Wednesday, May 06, 2009

"Can You Vouch for Your Fries?"

I thought Obama and Biden's visit to a Rosslyn burger joint yesterday was hilarious. Not for any ironic or underhanded reasons, but simply because the event on videotape is just...funny. Obama's slightly stilted and very polite demeanor while ordering, asking about the (nonexistent) fries, the skeptical look on his face when the alternative, "Cheesy Tater Puffs," is suggested, his desire for a spicy or Dijon mustard, his insistence on paying for the food instead of taking a freebie -- "these people [the 6,432 reporters in attendance] are gonna write about how we're freeloading." All good, silly fun.

I note with approval Obama's preference for Dijon. Stick in the French-haters' (and French's-Mustard philistines') eye. Good man. When I prepare my own burgers, the combination of toppings I strongly prefer (and they must be together, or my delight is diminished) numbers three: Dijon mustard, guacamole, and bacon. This is, in my opinion, the most delightful food on the planet.

Sorry about the obligation to have the burgers done medium-well. I imagine that, were he manning the barbeque, Obama might have a preference for a burger that does not quite so much resemble a hockey-puck; but it wouldn't do to allow Ray's Hell Burger to earn a reputation as The Restaurant that Gave the President an E. Coli Infection.

Speaking of which, it may be leaving the radar-screen in ignominy as the most overhyped disease scare ever, but a teacher at the school next door to Betty's was diagnosed with Swine Flu yesterday. That is all.

9 comments:

Carl the Big Fool said...

You realize, of course, that the wingnut-o-sphere will leap on the Dijon mustard thing. "What is he, a FRENCHMAN?!? Give me good ol' American mustard any day!"

I'm hitting Ray's Hell-Burger on Friday. I have an 11:30 meeting downtown, with no specific obligations thereafter. I like those days because it means I can eat anywhere between DC and Fairfax.

Neddie said...

They're way ahead of you.Read the comment thread, it's pretty funny. The good Professor tries to insist it was meant as a joke, but it sure don't read like no joke to me.

Christopher said...

I had a burger with avocado on it for the first time last week, and it will be hard to go back now.

Also, there is a brilliant burger place here in Chicago called Kuma's Corner -- the burgers are all named after metal bands. The Slayer is a particular favorite.

Mona Albano said...

Just because a fire is put out promptly doesn't mean it was a false alarm.
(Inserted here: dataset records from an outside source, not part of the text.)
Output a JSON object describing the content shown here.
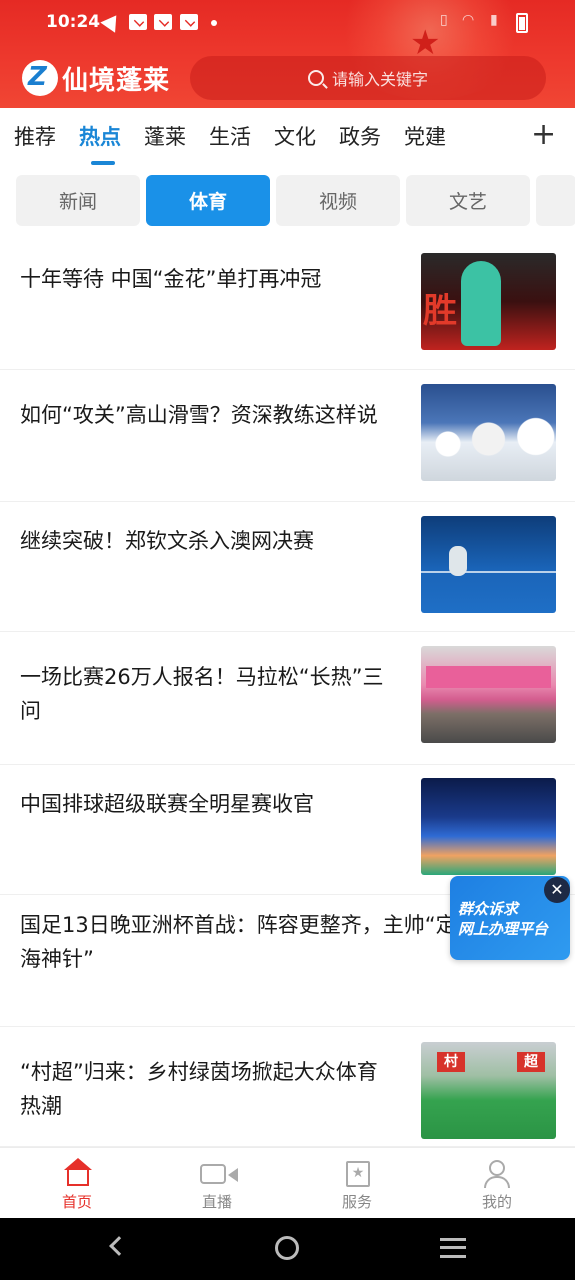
{
  "status_bar": {
    "time": "10:24"
  },
  "header": {
    "logo_text": "仙境蓬莱",
    "logo_mark": "Z",
    "search_placeholder": "请输入关键字"
  },
  "category_tabs": [
    "推荐",
    "热点",
    "蓬莱",
    "生活",
    "文化",
    "政务",
    "党建"
  ],
  "category_active": "热点",
  "sub_tabs": [
    "新闻",
    "体育",
    "视频",
    "文艺"
  ],
  "sub_active": "体育",
  "news": [
    {
      "title": "十年等待  中国“金花”单打再冲冠",
      "thumb_text": "胜利"
    },
    {
      "title": "如何“攻关”高山滑雪？资深教练这样说"
    },
    {
      "title": "继续突破！郑钦文杀入澳网决赛"
    },
    {
      "title": "一场比赛26万人报名！马拉松“长热”三问"
    },
    {
      "title": "中国排球超级联赛全明星赛收官"
    },
    {
      "title": "国足13日晚亚洲杯首战：阵容更整齐，主帅“定海神针”"
    },
    {
      "title": "“村超”归来：乡村绿茵场掀起大众体育热潮",
      "thumb_text": [
        "村",
        "超"
      ]
    }
  ],
  "float_card": {
    "line1": "群众诉求",
    "line2": "网上办理平台",
    "close": "✕"
  },
  "bottom_nav": [
    {
      "label": "首页",
      "icon": "home-icon"
    },
    {
      "label": "直播",
      "icon": "video-camera-icon"
    },
    {
      "label": "服务",
      "icon": "star-bookmark-icon"
    },
    {
      "label": "我的",
      "icon": "person-icon"
    }
  ],
  "colors": {
    "header_red": "#e52a24",
    "accent_blue": "#1a86d6",
    "nav_active_red": "#e6302a"
  }
}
We had SARS here in 2003 and it was very dangerous. The person who brought it back to Toronto got it from someone taking or waiting for the same elevator. Many health-care professionals got sick in spite of infection-control routines. The fatality rate for people over 50 was quite high, over 60% as I recall; and many of those who survived were essentially disabled: their lung function will never be the same. Emerging disease are nothing to sneeze at.

Neddie said...

Emerging disease are nothing to sneeze at. Oh! I see what you did there!

bobby lightfoot said...

Diseases of th' reproductive tract are nothing to discharge at.

Involuntary Stu said...

My muscles won't cramp without a contract.

Dr Dave said...

On the other hand, good reason exists for the American distrust of Dijon mustard and other Frenchy affectations. Check out my artcile on the subject, "From the Awakening to the Matrix: Why Bubba hates the French" if you dare:
http://mason.gmu.edu/~drwillia/Bubba%20From%20The%20Awakening%20to%20the%20Matrix.htm

Neddie said...

Dave: I'm more inclined to trace the source of the friction somewhere near to the Battle of Hastings, or perhaps Agincourt. Never been a lot of love lost between Our Cousins and the Frogs.